Essas falsas atribuições foram estudadas por Skinner e em 1953 ele publicou uma obra chamada Ciência e Comportamento Humano que merece apreciação. Lá ele chamou essas falsas atribuições de comportamentos supersticiosos e demonstrou por meio de experimentos como os mesmos são formados. Colocava pombos para serem recompensados em intervalos de tempo programado e independente do que eles fizessem eles receberiam alimentos no horário predeterminado. Mas, uma quantidade considerável de pombos passaram a desenvolver comportamentos ritualísticos como se “acreditassem” que as recompensas viessem em função destes padrões comportamentais. A vida é assim, algumas coisas acontecem na natureza independente de nossa vontade ou poder de interferência, Dawkins (2003) em O Capelão do Diabo, aborda muito bem sobre este tema. Pulinhos nas ondas do mar, se vestir de branco, tomar banhos de pipoca ou defumações com cachimbos de angico, não irão mudar o curso das águas do rio da vida. Resta-nos, portanto, construirmos os canais e os diques para minimizarmos os estragos. O trabalho e o planejamento de nossas ações é o caminho para essa construção.

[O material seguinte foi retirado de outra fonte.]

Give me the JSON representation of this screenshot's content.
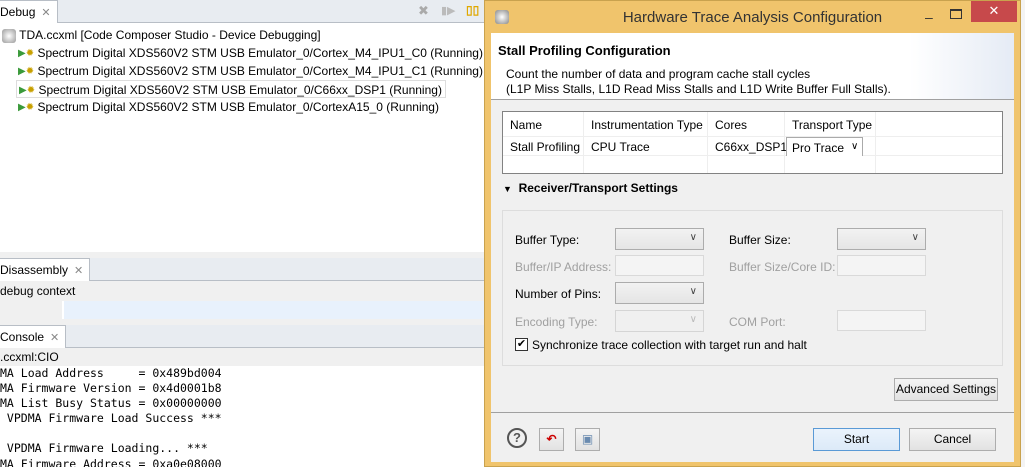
{
  "debug": {
    "tab": "Debug",
    "root": "TDA.ccxml [Code Composer Studio - Device Debugging]",
    "items": [
      "Spectrum Digital XDS560V2 STM USB Emulator_0/Cortex_M4_IPU1_C0 (Running)",
      "Spectrum Digital XDS560V2 STM USB Emulator_0/Cortex_M4_IPU1_C1 (Running)",
      "Spectrum Digital XDS560V2 STM USB Emulator_0/C66xx_DSP1 (Running)",
      "Spectrum Digital XDS560V2 STM USB Emulator_0/CortexA15_0 (Running)"
    ]
  },
  "disassembly": {
    "tab": "Disassembly",
    "message": "debug context"
  },
  "console": {
    "tab": "Console",
    "source": ".ccxml:CIO",
    "lines": [
      "MA Load Address     = 0x489bd004",
      "MA Firmware Version = 0x4d0001b8",
      "MA List Busy Status = 0x00000000",
      " VPDMA Firmware Load Success ***",
      "",
      " VPDMA Firmware Loading... ***",
      "MA Firmware Address = 0xa0e08000"
    ]
  },
  "dialog": {
    "title": "Hardware Trace Analysis Configuration",
    "heading": "Stall Profiling Configuration",
    "desc1": "Count the number of data and program cache stall cycles",
    "desc2": "(L1P Miss Stalls, L1D Read Miss Stalls and L1D Write Buffer Full Stalls).",
    "table": {
      "headers": [
        "Name",
        "Instrumentation Type",
        "Cores",
        "Transport Type"
      ],
      "row": [
        "Stall Profiling",
        "CPU Trace",
        "C66xx_DSP1",
        "Pro Trace"
      ]
    },
    "section": "Receiver/Transport Settings",
    "buffer_type": "Buffer Type:",
    "buffer_size": "Buffer Size:",
    "buffer_ip": "Buffer/IP Address:",
    "buffer_core": "Buffer Size/Core ID:",
    "pins": "Number of Pins:",
    "encoding": "Encoding Type:",
    "com_port": "COM Port:",
    "sync": "Synchronize trace collection with target run and halt",
    "sync_checked": true,
    "advanced": "Advanced Settings",
    "start": "Start",
    "cancel": "Cancel",
    "colors": {
      "frame": "#f0c46c",
      "close": "#c7494b"
    }
  }
}
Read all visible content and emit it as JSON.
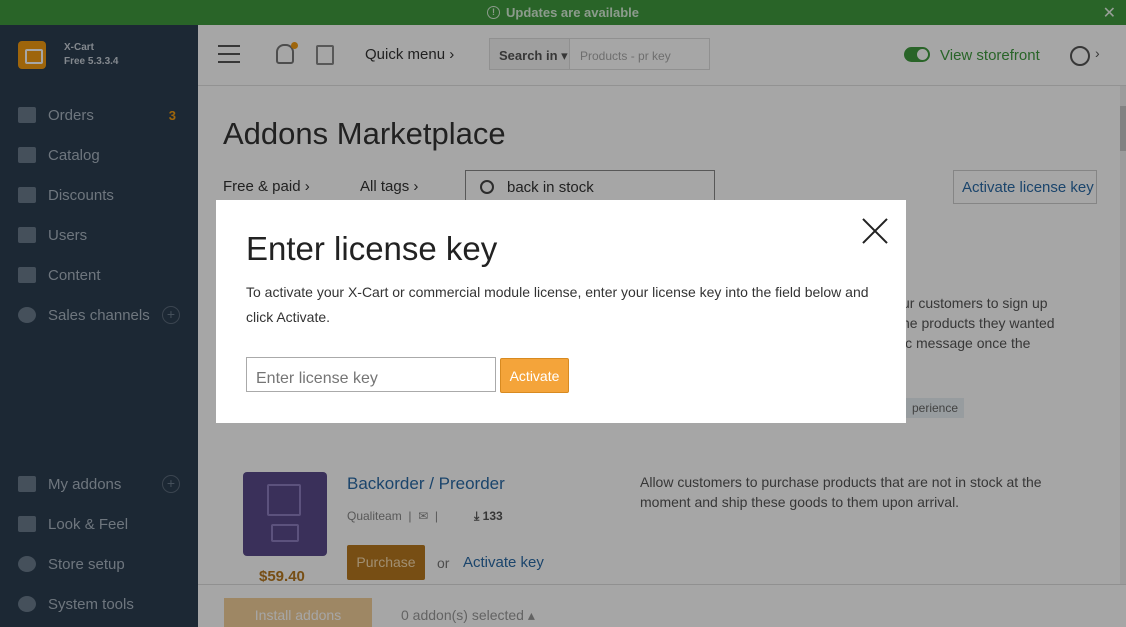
{
  "banner": {
    "text": "Updates are available",
    "close": "✕"
  },
  "brand": {
    "name": "X-Cart",
    "version": "Free 5.3.3.4"
  },
  "sidebar": {
    "items": [
      {
        "label": "Orders",
        "count": "3"
      },
      {
        "label": "Catalog"
      },
      {
        "label": "Discounts"
      },
      {
        "label": "Users"
      },
      {
        "label": "Content"
      },
      {
        "label": "Sales channels",
        "plus": "+"
      }
    ],
    "bottom_items": [
      {
        "label": "My addons",
        "plus": "+"
      },
      {
        "label": "Look & Feel"
      },
      {
        "label": "Store setup"
      },
      {
        "label": "System tools"
      }
    ]
  },
  "header": {
    "quick_menu": "Quick menu",
    "search_in": "Search in",
    "search_placeholder": "Products - pr key",
    "view_storefront": "View storefront"
  },
  "main": {
    "title": "Addons Marketplace",
    "filter_price": "Free & paid",
    "filter_tags": "All tags",
    "search_value": "back in stock",
    "activate_license": "Activate license key",
    "peek_lines": [
      "ur customers to sign up",
      "he products they wanted",
      "ic message once the"
    ],
    "peek_tag": "perience"
  },
  "product": {
    "name": "Backorder / Preorder",
    "vendor": "Qualiteam",
    "downloads": "133",
    "price": "$59.40",
    "purchase": "Purchase",
    "or": "or",
    "activate_key": "Activate key",
    "description": "Allow customers to purchase products that are not in stock at the moment and ship these goods to them upon arrival."
  },
  "bottombar": {
    "install": "Install addons",
    "selected": "0 addon(s) selected"
  },
  "modal": {
    "title": "Enter license key",
    "text": "To activate your X-Cart or commercial module license, enter your license key into the field below and click Activate.",
    "placeholder": "Enter license key",
    "button": "Activate"
  }
}
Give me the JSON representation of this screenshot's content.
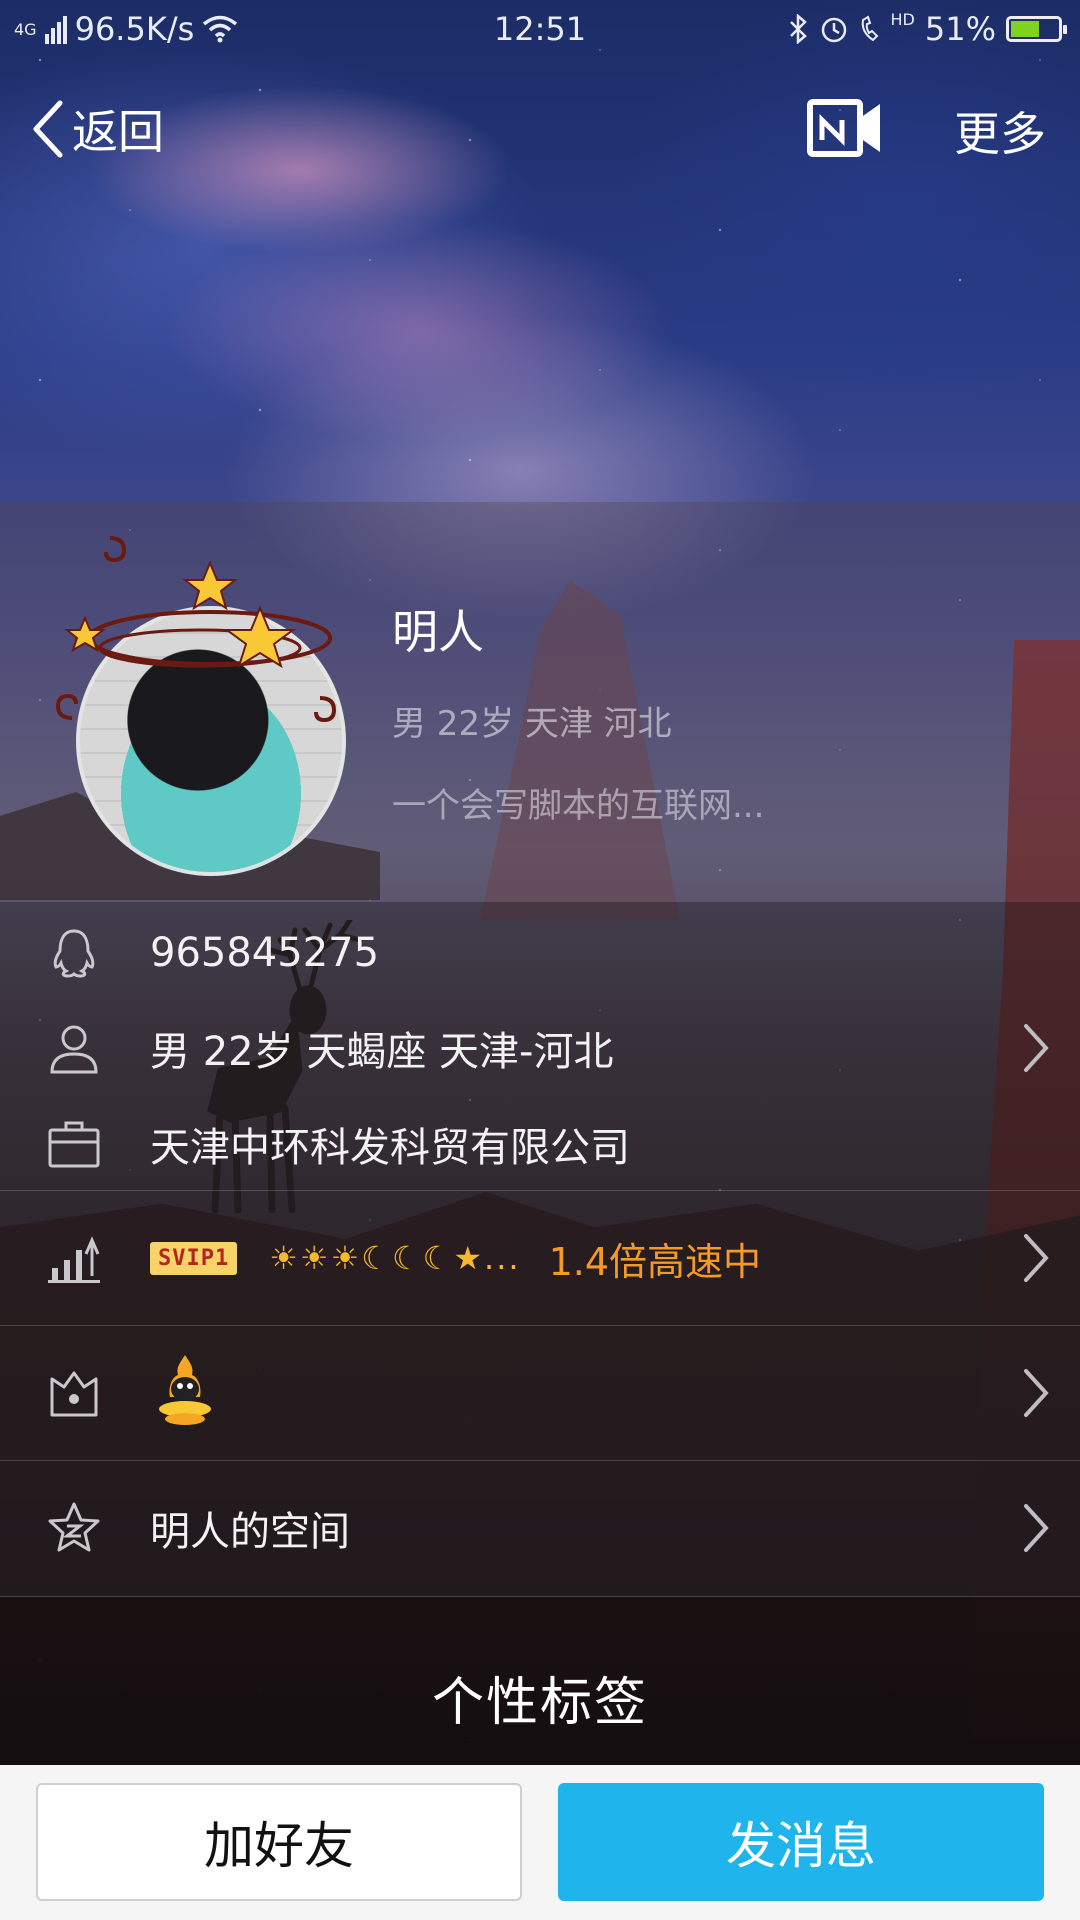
{
  "status_bar": {
    "network": "4G",
    "speed": "96.5K/s",
    "time": "12:51",
    "hd": "HD",
    "battery": "51%",
    "battery_color": "#7ed321"
  },
  "nav": {
    "back_label": "返回",
    "more_label": "更多",
    "share_icon": "screen-share-icon"
  },
  "profile": {
    "nickname": "明人",
    "meta": "男 22岁 天津 河北",
    "signature": "一个会写脚本的互联网..."
  },
  "info": {
    "qq_number": "965845275",
    "personal": "男  22岁  天蝎座  天津-河北",
    "company": "天津中环科发科贸有限公司",
    "svip_badge": "SVIP1",
    "level_icons": "☀☀☀☾☾☾★...",
    "speed": "1.4倍高速中",
    "space": "明人的空间"
  },
  "tags_title": "个性标签",
  "actions": {
    "add_friend": "加好友",
    "send_message": "发消息",
    "accent_color": "#1fb5ec"
  }
}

Maquiavel escreveu que a sorte é como as mulheres, sempre preferem os mais jovens e os que as agarram com mais força. Escreveu também que a sorte assim como as mulheres muda de opinião a qualquer momento e abandona aqueles que lhes foram amáveis em outro momento, sem se importar com o choro destes. Penso diferente de Maquiavel sobre as mulheres e em consequência também penso diferente sobre a sorte. Mulheres são pessoas e assim algumas exercitam o planejamento e a análise de suas vidas enquanto outras vivem de momentos e recompensas imediatas. Interessa-me apenas aquelas que planejam e são capazes de fazer análise. Pois estas últimas não causam ruínas elas constroem junto. Meu dever é ser planejador e trabalhador sempre, assim poderei envelhecer do lado de mulheres da mesma estirpe que a minha com a certeza de que serei sempre sedutor e apaixonante mesmo em idade avançada. As coisas que nos aproximamos e as pessoas que nos juntamos devem ser muito bem analisadas, pois temos um peso considerável por meio do planejamento de nossas ações e do exercício de nossa disciplina para termos “sorte” duradoura ou temporária. Você então tem peso para determinar o tipo de “sorte” que terá.

A vida é como um jogo de xadrez que exige muita concentração e planejamento. Uma jogada errada, basta uma, e seu jogo poderá ficar perdido. Não será culpa de ninguém e de nada. Existem processos históricos e condições materiais que nos empurram com muita força para determinadas direções, mas planejamento dentro das condições que estão postas no tabuleiro são a chave para a vitória. Quanto ao azar, ao destino de má sorte ou um plano superior, não conte com isso. Existem aqueles que acreditam que as coisas acontecem, outros que esperam as coisas acontecerem. Seja você o que faz as coisas acontecerem dentro do seu tabuleiro de xadrez.

Assim eu analiso assim eu conto pra vocês!